User-based filtering vs Item-based filtering

This project build recommendation system to recommend the sequence of learning class units and partners that students could cooperate with in the class. The recommendation is based on a survey that asks about students perception on difficulty and interest of each unit. The purpose is to build a system that enables personalized study and make study recommendation specific to each student based on their interest and perception of difficulty of the units. The recommender is based on a type of collaborative filter.
- The recommendation system will suggest which unit a student should learn next.
- The recommendation system will suggest two classmates that a student can partner with in the class.
We have two datasets: Difficulty - Students' perception (rating) on the difficulty of each unit Interest - Students' perception (rating) of their interest of each unit
DD<-read.csv("difficulty.csv", header=TRUE)
DI<-read.csv("interest.csv", header=TRUE)

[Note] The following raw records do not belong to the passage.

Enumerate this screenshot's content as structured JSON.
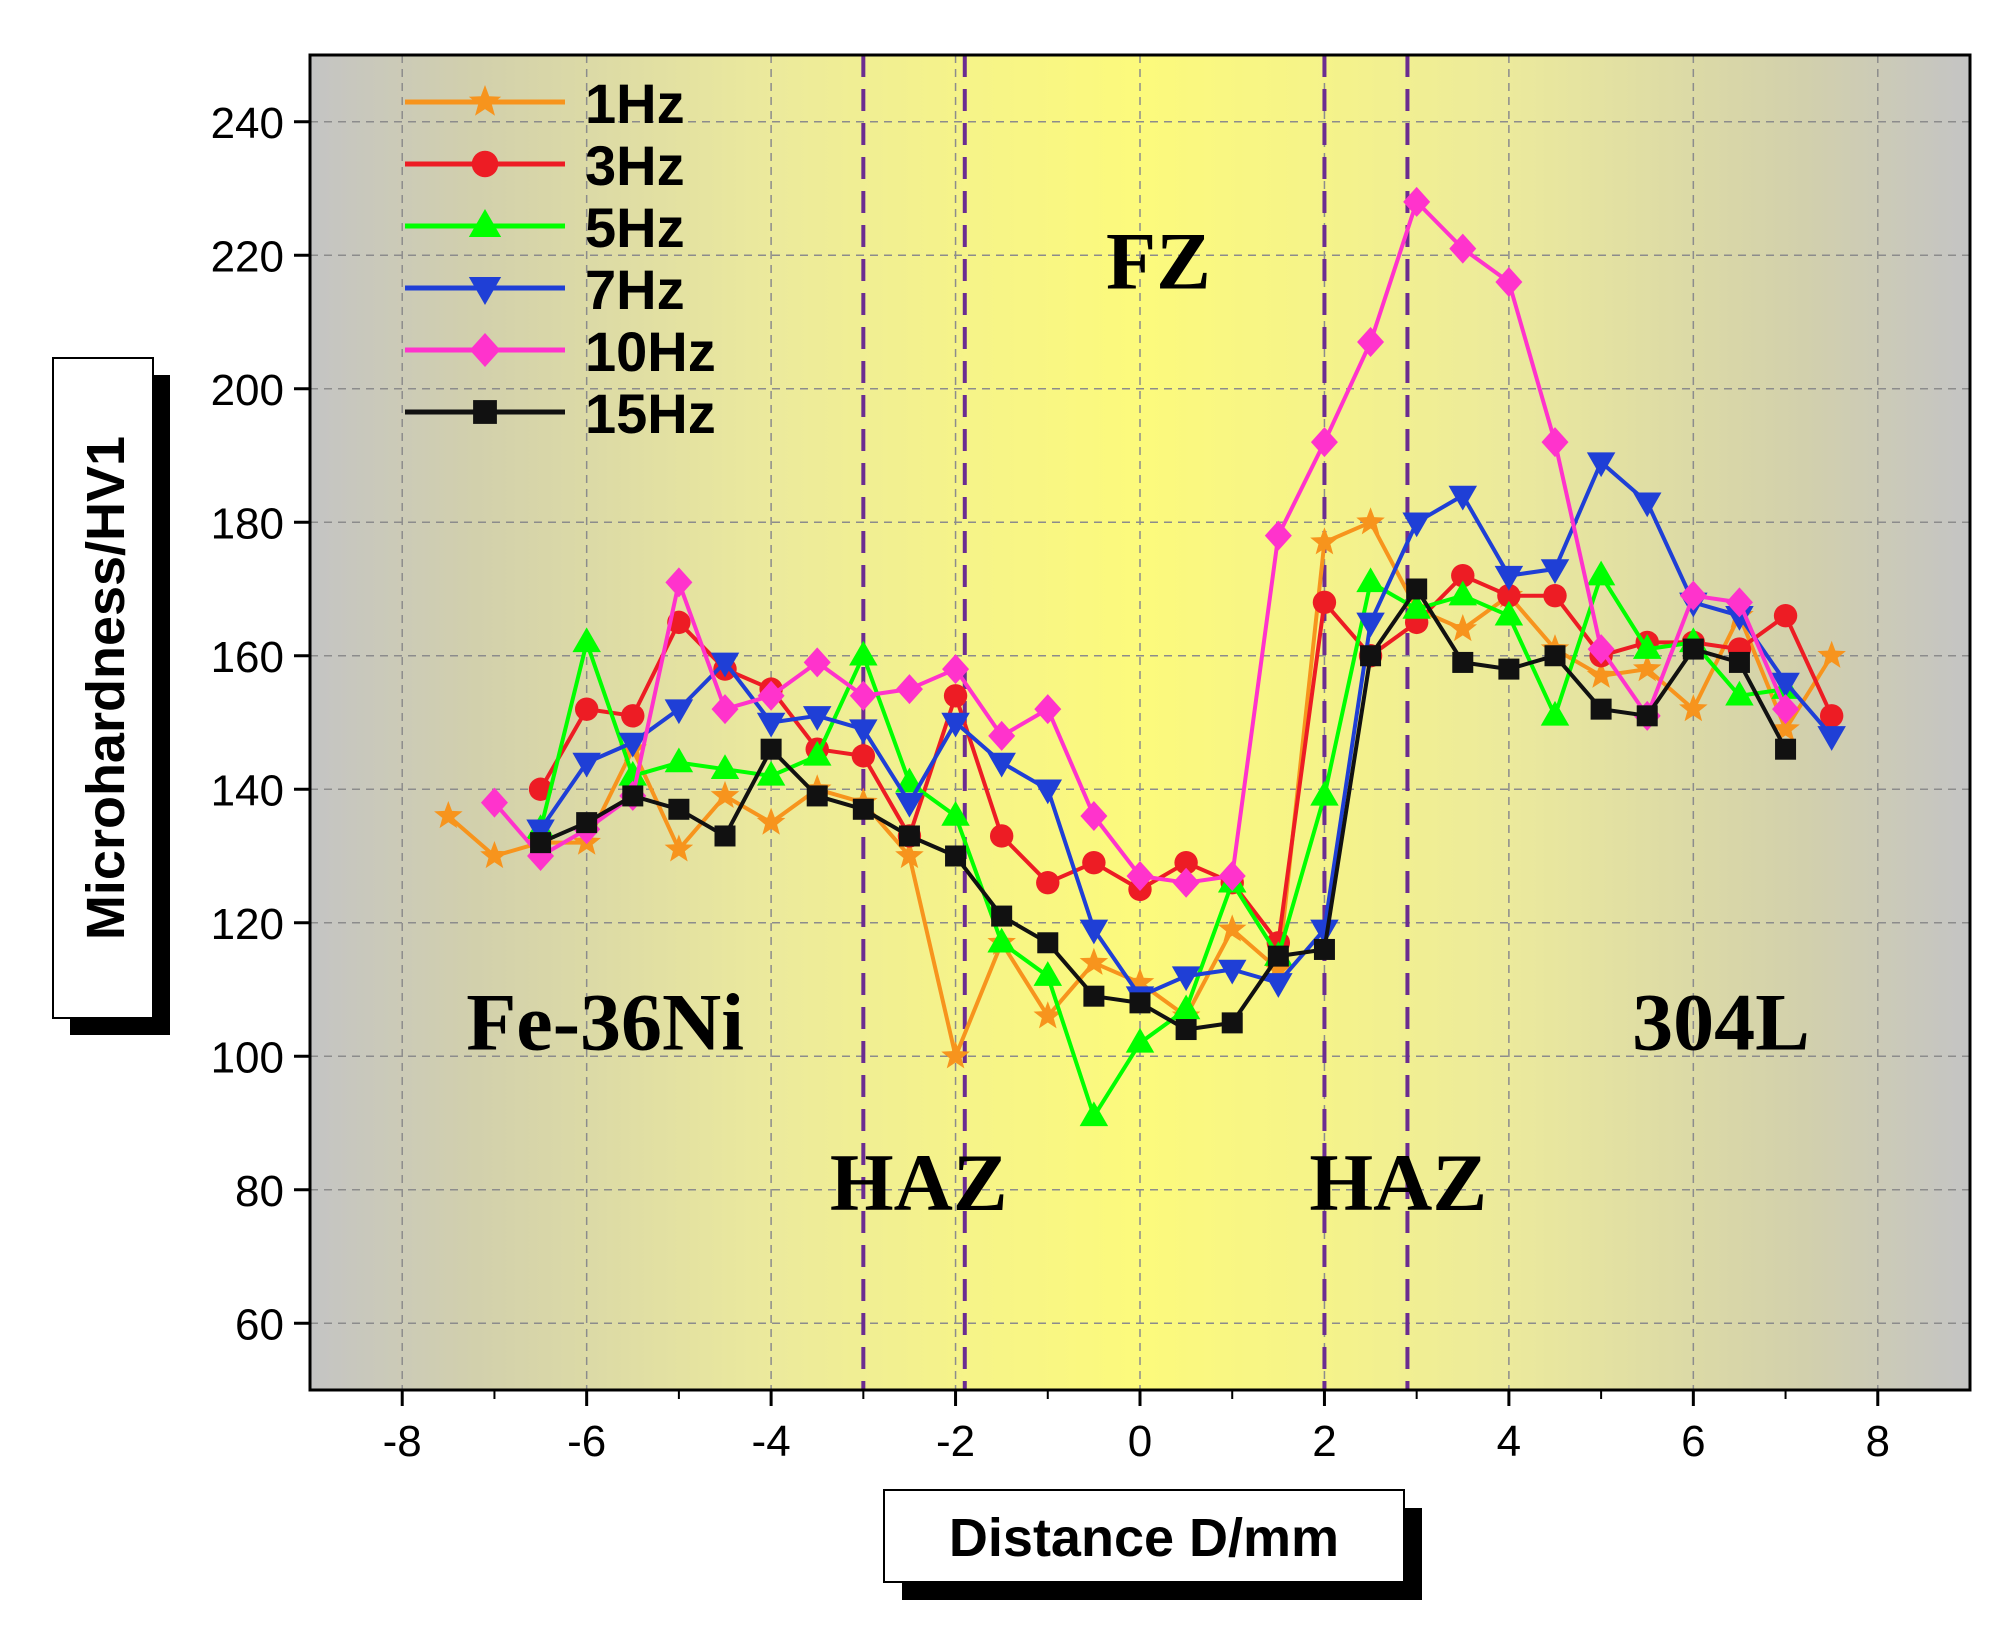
{
  "chart_data": {
    "type": "line",
    "title": "",
    "xlabel": "Distance D/mm",
    "ylabel": "Microhardness/HV1",
    "xlim": [
      -9,
      9
    ],
    "ylim": [
      50,
      250
    ],
    "xticks": [
      -8,
      -6,
      -4,
      -2,
      0,
      2,
      4,
      6,
      8
    ],
    "yticks": [
      60,
      80,
      100,
      120,
      140,
      160,
      180,
      200,
      220,
      240
    ],
    "grid": true,
    "legend_position": "top-left",
    "region_boundaries": [
      -3,
      -1.9,
      2,
      2.9
    ],
    "regions": [
      {
        "label": "Fe-36Ni",
        "x": -5.8,
        "y": 101
      },
      {
        "label": "HAZ",
        "x": -2.4,
        "y": 77
      },
      {
        "label": "FZ",
        "x": 0.2,
        "y": 215
      },
      {
        "label": "HAZ",
        "x": 2.8,
        "y": 77
      },
      {
        "label": "304L",
        "x": 6.3,
        "y": 101
      }
    ],
    "series": [
      {
        "name": "1Hz",
        "color": "#f7941d",
        "marker": "star",
        "x": [
          -7.5,
          -7,
          -6.5,
          -6,
          -5.5,
          -5,
          -4.5,
          -4,
          -3.5,
          -3,
          -2.5,
          -2,
          -1.5,
          -1,
          -0.5,
          0,
          0.5,
          1,
          1.5,
          2,
          2.5,
          3,
          3.5,
          4,
          4.5,
          5,
          5.5,
          6,
          6.5,
          7,
          7.5
        ],
        "y": [
          136,
          130,
          132,
          132,
          146,
          131,
          139,
          135,
          140,
          138,
          130,
          100,
          117,
          106,
          114,
          111,
          106,
          119,
          113,
          177,
          180,
          167,
          164,
          169,
          161,
          157,
          158,
          152,
          166,
          149,
          160
        ]
      },
      {
        "name": "3Hz",
        "color": "#ed1c24",
        "marker": "circle",
        "x": [
          -6.5,
          -6,
          -5.5,
          -5,
          -4.5,
          -4,
          -3.5,
          -3,
          -2.5,
          -2,
          -1.5,
          -1,
          -0.5,
          0,
          0.5,
          1,
          1.5,
          2,
          2.5,
          3,
          3.5,
          4,
          4.5,
          5,
          5.5,
          6,
          6.5,
          7,
          7.5
        ],
        "y": [
          140,
          152,
          151,
          165,
          158,
          155,
          146,
          145,
          133,
          154,
          133,
          126,
          129,
          125,
          129,
          126,
          117,
          168,
          160,
          165,
          172,
          169,
          169,
          160,
          162,
          162,
          161,
          166,
          151
        ]
      },
      {
        "name": "5Hz",
        "color": "#00ff00",
        "marker": "triangle-up",
        "x": [
          -6.5,
          -6,
          -5.5,
          -5,
          -4.5,
          -4,
          -3.5,
          -3,
          -2.5,
          -2,
          -1.5,
          -1,
          -0.5,
          0,
          0.5,
          1,
          1.5,
          2,
          2.5,
          3,
          3.5,
          4,
          4.5,
          5,
          5.5,
          6,
          6.5,
          7
        ],
        "y": [
          134,
          162,
          142,
          144,
          143,
          142,
          145,
          160,
          141,
          136,
          117,
          112,
          91,
          102,
          107,
          126,
          115,
          139,
          171,
          167,
          169,
          166,
          151,
          172,
          161,
          162,
          154,
          155
        ]
      },
      {
        "name": "7Hz",
        "color": "#1f3fd6",
        "marker": "triangle-down",
        "x": [
          -6.5,
          -6,
          -5.5,
          -5,
          -4.5,
          -4,
          -3.5,
          -3,
          -2.5,
          -2,
          -1.5,
          -1,
          -0.5,
          0,
          0.5,
          1,
          1.5,
          2,
          2.5,
          3,
          3.5,
          4,
          4.5,
          5,
          5.5,
          6,
          6.5,
          7,
          7.5
        ],
        "y": [
          134,
          144,
          147,
          152,
          159,
          150,
          151,
          149,
          138,
          150,
          144,
          140,
          119,
          109,
          112,
          113,
          111,
          119,
          165,
          180,
          184,
          172,
          173,
          189,
          183,
          168,
          166,
          156,
          148
        ]
      },
      {
        "name": "10Hz",
        "color": "#ff33cc",
        "marker": "diamond",
        "x": [
          -7,
          -6.5,
          -6,
          -5.5,
          -5,
          -4.5,
          -4,
          -3.5,
          -3,
          -2.5,
          -2,
          -1.5,
          -1,
          -0.5,
          0,
          0.5,
          1,
          1.5,
          2,
          2.5,
          3,
          3.5,
          4,
          4.5,
          5,
          5.5,
          6,
          6.5,
          7
        ],
        "y": [
          138,
          130,
          134,
          139,
          171,
          152,
          154,
          159,
          154,
          155,
          158,
          148,
          152,
          136,
          127,
          126,
          127,
          178,
          192,
          207,
          228,
          221,
          216,
          192,
          161,
          151,
          169,
          168,
          152
        ]
      },
      {
        "name": "15Hz",
        "color": "#111111",
        "marker": "square",
        "x": [
          -6.5,
          -6,
          -5.5,
          -5,
          -4.5,
          -4,
          -3.5,
          -3,
          -2.5,
          -2,
          -1.5,
          -1,
          -0.5,
          0,
          0.5,
          1,
          1.5,
          2,
          2.5,
          3,
          3.5,
          4,
          4.5,
          5,
          5.5,
          6,
          6.5,
          7
        ],
        "y": [
          132,
          135,
          139,
          137,
          133,
          146,
          139,
          137,
          133,
          130,
          121,
          117,
          109,
          108,
          104,
          105,
          115,
          116,
          160,
          170,
          159,
          158,
          160,
          152,
          151,
          161,
          159,
          146
        ]
      }
    ]
  }
}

DI1<-DI[!duplicated(DI$name), ]
rownames(DI1)<-DI1$name
DI1<-select(DI1, -1)
DI1<-as.matrix(DI1)
DD1<-DD[!duplicated(DD$name), ]
rownames(DD1)<-DD1$name
DD1<-select(DD1, -1)
DD1<-as.matrix(DD1)
DI1 <- t(DI1)
DI1[is.na(DI1)]=0
DD1<-t(DD1)
DD1[is.na(DD1)]=0
I.SIM <- cosine(DI1)
diag(I.SIM)<-NA
D.SIM<-cosine(DD1)
diag(D.SIM)<-NA
stu.name <- ""
# orders the column of the matrix corresponding to the student according to similarity and returns the top two student ids for the students who's interests are most similar to yours
head(rownames(I.SIM[order(I.SIM[stu.name,], decreasing = TRUE),]), n = 2)
# orders the column of the matrix corresponding to the student according to similarity and returns the top two student ids for the students who's difficulty are most similar to yours
head(rownames(D.SIM[order(D.SIM[stu.name,], decreasing=TRUE),]), n=2)
This is a basic user-based collaborative filter. Then we create a unit-based, rather than student-based similarity matrix for difficulty. Then use the similarity matrix to provide a suggested next unit to a student who is looking for the unit that is most similar in terms of difficulty to the "prediction" unit.
Finally, educational settings have important differences to purely commercial settings such as film or product suggestions. In education we want people not to just follow their interests as they may simply choose things that are easy for them so they learn very little. To reduce this possibility with the collaborative filter we create a composite measure from interest and difficulty, then construct a similarity matrix using this measure. With this similarity matrix we can generate a suggestion for a student who has just completed the "prediction" unit.
DD2<-t(DD1)
D.SIM2<-cosine(DD2)
diag(D.SIM2)<-NA
head(rownames(D.SIM2[order(D.SIM2["pred.dif",], decreasing=TRUE),]),2)
DI3<-gather(DI, unit, interest, -name)
DD3<-gather(DD, unit, difficulty, -name)
D1<-data.frame(DI3$name, DI3$unit, DI3$interest, DD3$difficulty)
colnames(D1)<-c("name", "unit", "interest", "difficulty")
D1<-filter(D1, !is.na(interest), !is.na(difficulty))
#Remove int from unit label
D1$unit<-gsub(".int", "", D1$unit)
D2<-select(D1, interest, difficulty)
# RUN PCA
pc<-prcomp(D2)
#Extract PC1 loadings as new measure and attach to student name & unit
D3<-data.frame(D1$name, D1$unit, pc$x[, 1])
colnames(D3)<-c("name", "unit", "PC1")
#Recreate unit by student matrix
D4<-spread(D3, unit, PC1)
rownames(D4)<-D4$name
D4$name<-NULL
D4<-as.matrix(D4)
D4<-ifelse(is.na(D4), 0, D4)
#Generate cosine similarity matrix for units
C.SIM<-cosine(D4)
diag(C.SIM)<-NA
#Search for most similar unit to "prediction" unit
head(rownames(C.SIM[order(C.SIM["pred", ], decreasing=TRUE), ]), n=1)
Now, students can choose the order of learning different units based on this recommender system.